おじいちゃんの発言は決して褒められたものじゃないけど、強く非難されるほどのものでもないと思う。子供のピアノなんて下手なものだし、お姉さんと比べてまだまだという意味だったのかもしれない。それでもその一言でピアノが嫌になるくらいに打ちのめされてしまったのはすごく理解できる。おじいちゃんはきっと覚えていないだろうし、投稿者も別におじいちゃんを恨んでいる訳ではないと思う。ただ、誰かの一言がどうしようもなく人生を変えてしまうことはあるよね、という話。
幼稚園の頃、父とふたりで近所を散歩していた。小さな赤ちゃんを連れた若い夫婦が前から歩いてきた。旦那さんはまだ学生のようなフレッシュさと清潔感があったけど、奥さんは太っていて髪もボサボサで服装もだらしないと思った。当時の私から見てなんだか釣り合いの取れないふたりが、赤ちゃんを覗き込んではとても幸せそうというギャップが印象的だった。(大人になって思えば産後すぐの奥さんがスリムでヘアケア&オシャレばっちりのはずはない)
すれ違ったあと、しばらく黙って歩いていた。おそらく父も若い夫婦のことを考えていたんだと思う。おもむろに私の顔を見て
と言った。
ショックだった。
私があの奥さんのことを不美人だと思っていたことを見抜かれたこともショックだったのかもしれない。それよりなにより、おまえの顔を誰も愛さない、と言われたことがショックだった。
父はこの出来事を覚えていない。実は私も二十歳過ぎまで忘れていた。忘れていたのに「誰かに選ばれるような顔ではないので分相応にしなければ」という決意だけがずっと心にあった。可愛い服など着てはいけない。オシャレを楽しむなんて身の程知らず。でも他人に不快感を与えない程度には身だしなみを整えなければならない。でも見た目を気にしてるなんて気付かれてはいけない……。ずっとそう思っていた。

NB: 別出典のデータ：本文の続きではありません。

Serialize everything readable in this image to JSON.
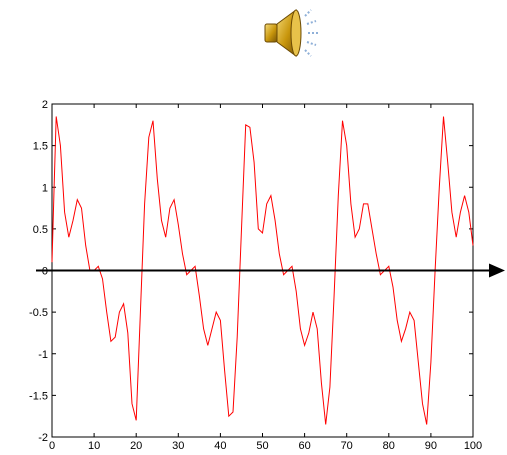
{
  "speaker_icon": "speaker-volume-icon",
  "colors": {
    "series": "#ff0000",
    "axes": "#000000",
    "arrow": "#000000",
    "speaker_body": "#c8960c",
    "sound_waves": "#8fb0d8"
  },
  "chart_data": {
    "type": "line",
    "title": "",
    "xlabel": "",
    "ylabel": "",
    "xlim": [
      0,
      100
    ],
    "ylim": [
      -2,
      2
    ],
    "grid": false,
    "xticks": [
      "0",
      "10",
      "20",
      "30",
      "40",
      "50",
      "60",
      "70",
      "80",
      "90",
      "100"
    ],
    "yticks": [
      "2",
      "1.5",
      "1",
      "0.5",
      "0",
      "-0.5",
      "-1",
      "-1.5",
      "-2"
    ],
    "series": [
      {
        "color": "#ff0000",
        "x": [
          0,
          0.5,
          1,
          2,
          3,
          4,
          5,
          6,
          7,
          8,
          9,
          10,
          11,
          12,
          13,
          14,
          15,
          16,
          17,
          18,
          19,
          20,
          21,
          22,
          23,
          24,
          25,
          26,
          27,
          28,
          29,
          30,
          31,
          32,
          33,
          34,
          35,
          36,
          37,
          38,
          39,
          40,
          41,
          42,
          43,
          44,
          45,
          46,
          47,
          48,
          49,
          50,
          51,
          52,
          53,
          54,
          55,
          56,
          57,
          58,
          59,
          60,
          61,
          62,
          63,
          64,
          65,
          66,
          67,
          68,
          69,
          70,
          71,
          72,
          73,
          74,
          75,
          76,
          77,
          78,
          79,
          80,
          81,
          82,
          83,
          84,
          85,
          86,
          87,
          88,
          89,
          90,
          91,
          92,
          93,
          94,
          95,
          96,
          97,
          98,
          99,
          100
        ],
        "y": [
          0.1,
          1.0,
          1.85,
          1.5,
          0.7,
          0.4,
          0.6,
          0.85,
          0.75,
          0.3,
          0.0,
          0.0,
          0.05,
          -0.1,
          -0.5,
          -0.85,
          -0.8,
          -0.5,
          -0.4,
          -0.75,
          -1.6,
          -1.8,
          -0.5,
          0.8,
          1.6,
          1.8,
          1.1,
          0.6,
          0.4,
          0.75,
          0.85,
          0.55,
          0.2,
          -0.05,
          0.0,
          0.05,
          -0.3,
          -0.7,
          -0.9,
          -0.7,
          -0.5,
          -0.6,
          -1.2,
          -1.75,
          -1.7,
          -0.8,
          0.5,
          1.75,
          1.72,
          1.3,
          0.5,
          0.45,
          0.8,
          0.9,
          0.6,
          0.2,
          -0.05,
          0.0,
          0.05,
          -0.25,
          -0.7,
          -0.9,
          -0.75,
          -0.5,
          -0.7,
          -1.35,
          -1.85,
          -1.4,
          -0.3,
          0.9,
          1.8,
          1.5,
          0.8,
          0.4,
          0.5,
          0.8,
          0.8,
          0.5,
          0.2,
          -0.05,
          0.0,
          0.05,
          -0.2,
          -0.6,
          -0.85,
          -0.7,
          -0.5,
          -0.6,
          -1.1,
          -1.6,
          -1.85,
          -1.1,
          0.0,
          1.0,
          1.85,
          1.3,
          0.7,
          0.4,
          0.7,
          0.9,
          0.7,
          0.3
        ]
      }
    ]
  }
}
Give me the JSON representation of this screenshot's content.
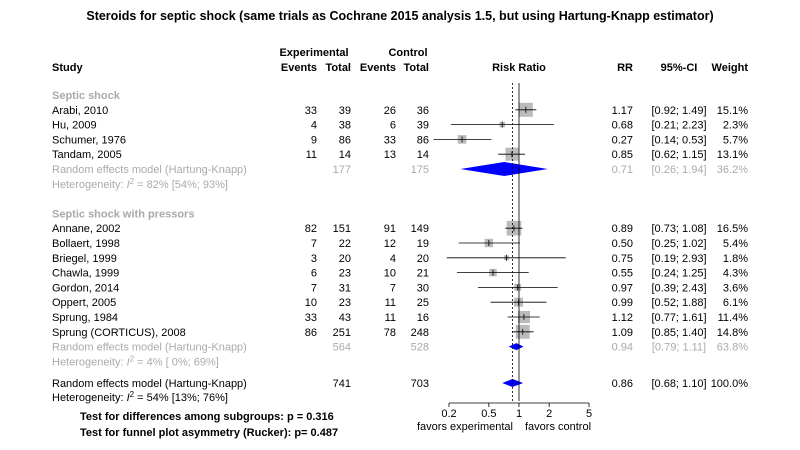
{
  "title": "Steroids for septic shock (same trials as Cochrane 2015 analysis 1.5, but using Hartung-Knapp estimator)",
  "header": {
    "study": "Study",
    "experimental": "Experimental",
    "control": "Control",
    "events": "Events",
    "total": "Total",
    "risk_ratio": "Risk Ratio",
    "rr": "RR",
    "ci": "95%-CI",
    "weight": "Weight"
  },
  "colors": {
    "text": "#000000",
    "muted": "#aaaaaa",
    "box": "#bbbbbb",
    "diamond": "#0000ff"
  },
  "chart_data": {
    "type": "forest",
    "scale": "log",
    "x_ticks": [
      0.2,
      0.5,
      1,
      2,
      5
    ],
    "x_tick_labels": [
      "0.2",
      "0.5",
      "1",
      "2",
      "5"
    ],
    "favors_left": "favors experimental",
    "favors_right": "favors control",
    "overall_line": 0.86,
    "subgroups": [
      {
        "label": "Septic shock",
        "studies": [
          {
            "name": "Arabi, 2010",
            "e_ev": "33",
            "e_tot": "39",
            "c_ev": "26",
            "c_tot": "36",
            "rr": 1.17,
            "lo": 0.92,
            "hi": 1.49,
            "rr_text": "1.17",
            "ci_text": "[0.92; 1.49]",
            "weight_text": "15.1%",
            "weight": 15.1
          },
          {
            "name": "Hu, 2009",
            "e_ev": "4",
            "e_tot": "38",
            "c_ev": "6",
            "c_tot": "39",
            "rr": 0.68,
            "lo": 0.21,
            "hi": 2.23,
            "rr_text": "0.68",
            "ci_text": "[0.21; 2.23]",
            "weight_text": "2.3%",
            "weight": 2.3
          },
          {
            "name": "Schumer, 1976",
            "e_ev": "9",
            "e_tot": "86",
            "c_ev": "33",
            "c_tot": "86",
            "rr": 0.27,
            "lo": 0.14,
            "hi": 0.53,
            "rr_text": "0.27",
            "ci_text": "[0.14; 0.53]",
            "weight_text": "5.7%",
            "weight": 5.7
          },
          {
            "name": "Tandam, 2005",
            "e_ev": "11",
            "e_tot": "14",
            "c_ev": "13",
            "c_tot": "14",
            "rr": 0.85,
            "lo": 0.62,
            "hi": 1.15,
            "rr_text": "0.85",
            "ci_text": "[0.62; 1.15]",
            "weight_text": "13.1%",
            "weight": 13.1
          }
        ],
        "pooled": {
          "label": "Random effects model  (Hartung-Knapp)",
          "e_tot": "177",
          "c_tot": "175",
          "rr": 0.71,
          "lo": 0.26,
          "hi": 1.94,
          "rr_text": "0.71",
          "ci_text": "[0.26; 1.94]",
          "weight_text": "36.2%"
        },
        "heterogeneity": {
          "prefix": "Heterogeneity: ",
          "i2": "I",
          "sup": "2",
          "rest": " = 82% [54%; 93%]"
        }
      },
      {
        "label": "Septic shock with pressors",
        "studies": [
          {
            "name": "Annane, 2002",
            "e_ev": "82",
            "e_tot": "151",
            "c_ev": "91",
            "c_tot": "149",
            "rr": 0.89,
            "lo": 0.73,
            "hi": 1.08,
            "rr_text": "0.89",
            "ci_text": "[0.73; 1.08]",
            "weight_text": "16.5%",
            "weight": 16.5
          },
          {
            "name": "Bollaert, 1998",
            "e_ev": "7",
            "e_tot": "22",
            "c_ev": "12",
            "c_tot": "19",
            "rr": 0.5,
            "lo": 0.25,
            "hi": 1.02,
            "rr_text": "0.50",
            "ci_text": "[0.25; 1.02]",
            "weight_text": "5.4%",
            "weight": 5.4
          },
          {
            "name": "Briegel, 1999",
            "e_ev": "3",
            "e_tot": "20",
            "c_ev": "4",
            "c_tot": "20",
            "rr": 0.75,
            "lo": 0.19,
            "hi": 2.93,
            "rr_text": "0.75",
            "ci_text": "[0.19; 2.93]",
            "weight_text": "1.8%",
            "weight": 1.8
          },
          {
            "name": "Chawla, 1999",
            "e_ev": "6",
            "e_tot": "23",
            "c_ev": "10",
            "c_tot": "21",
            "rr": 0.55,
            "lo": 0.24,
            "hi": 1.25,
            "rr_text": "0.55",
            "ci_text": "[0.24; 1.25]",
            "weight_text": "4.3%",
            "weight": 4.3
          },
          {
            "name": "Gordon, 2014",
            "e_ev": "7",
            "e_tot": "31",
            "c_ev": "7",
            "c_tot": "30",
            "rr": 0.97,
            "lo": 0.39,
            "hi": 2.43,
            "rr_text": "0.97",
            "ci_text": "[0.39; 2.43]",
            "weight_text": "3.6%",
            "weight": 3.6
          },
          {
            "name": "Oppert, 2005",
            "e_ev": "10",
            "e_tot": "23",
            "c_ev": "11",
            "c_tot": "25",
            "rr": 0.99,
            "lo": 0.52,
            "hi": 1.88,
            "rr_text": "0.99",
            "ci_text": "[0.52; 1.88]",
            "weight_text": "6.1%",
            "weight": 6.1
          },
          {
            "name": "Sprung, 1984",
            "e_ev": "33",
            "e_tot": "43",
            "c_ev": "11",
            "c_tot": "16",
            "rr": 1.12,
            "lo": 0.77,
            "hi": 1.61,
            "rr_text": "1.12",
            "ci_text": "[0.77; 1.61]",
            "weight_text": "11.4%",
            "weight": 11.4
          },
          {
            "name": "Sprung (CORTICUS), 2008",
            "e_ev": "86",
            "e_tot": "251",
            "c_ev": "78",
            "c_tot": "248",
            "rr": 1.09,
            "lo": 0.85,
            "hi": 1.4,
            "rr_text": "1.09",
            "ci_text": "[0.85; 1.40]",
            "weight_text": "14.8%",
            "weight": 14.8
          }
        ],
        "pooled": {
          "label": "Random effects model  (Hartung-Knapp)",
          "e_tot": "564",
          "c_tot": "528",
          "rr": 0.94,
          "lo": 0.79,
          "hi": 1.11,
          "rr_text": "0.94",
          "ci_text": "[0.79; 1.11]",
          "weight_text": "63.8%"
        },
        "heterogeneity": {
          "prefix": "Heterogeneity: ",
          "i2": "I",
          "sup": "2",
          "rest": " = 4% [ 0%; 69%]"
        }
      }
    ],
    "overall": {
      "label": "Random effects model  (Hartung-Knapp)",
      "e_tot": "741",
      "c_tot": "703",
      "rr": 0.86,
      "lo": 0.68,
      "hi": 1.1,
      "rr_text": "0.86",
      "ci_text": "[0.68; 1.10]",
      "weight_text": "100.0%"
    },
    "overall_heterogeneity": {
      "prefix": "Heterogeneity: ",
      "i2": "I",
      "sup": "2",
      "rest": " = 54% [13%; 76%]"
    },
    "tests": [
      "Test for differences among subgroups: p = 0.316",
      "Test for funnel plot asymmetry (Rucker): p= 0.487"
    ]
  }
}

二十歳を過ぎて初めてお付き合いした相手が容姿を褒めてくれた。知らない国の言葉を言われているようで、意味は分かるけどなんでそんなことを言うのか分からなかった。それをきっかけになぜ自分は自分の容姿がキライなのか考えていたら突然、件の出来事を思い出したのだった。
思い出したけど、なにも変わらなかった。
私は制服と冠婚葬祭以外のスカートを着たことがない。スマホにはいろんな写真が数千枚保存されているが、自分の顔が写った写真は一枚もない。朝、マナーとしてのメイクをするが、出先のトイレで鏡はなるべく見ないし、街中のガラスに反射する自分の姿も絶対に見ない。
父の一言はひどいとは思う。そんな失礼なこと言っていいわけないやろ、あの奥さんに対しても。(父は普段から毒舌というか、いらんことを言うタイプではある)
でもまさか娘の人生をこんなに変えてしまったとは思っていないと思う。私も父に責任があるとは思っていない。なにが悪かったんだろう、タイミングかな。ただ、こういう人生を後悔したり悲しんでいる訳ではない。カワイイ服を着てミニスカートで脚を出したり、いろんなメイクを試してベストな角度を研究したり、友達とプリクラを撮ったりしたかったか?と言われれば別にそうでもないと思う。それは幼い頃の出来事が影響しているのか、私の生来の気質なのか分からない。単に私が中年になってしまって容姿のことなど大した問題ではなくなったのかもしれない。でも他人や親から見ればかわいそうなことなんだろうか。これを知ったら父は悲しむだろうか。
なんてことない言葉で人生が変わってしまうことはある。人と関わって生きる以上、それは仕方ないんだろうし、きっと良い方に変わることだってあるんだろうと思う。
でもアドバイスや意見を求められて~ではなく、こちらの覚えていないような一言で他人の人生を変えてしまうことが私にとってはとても恐ろしい。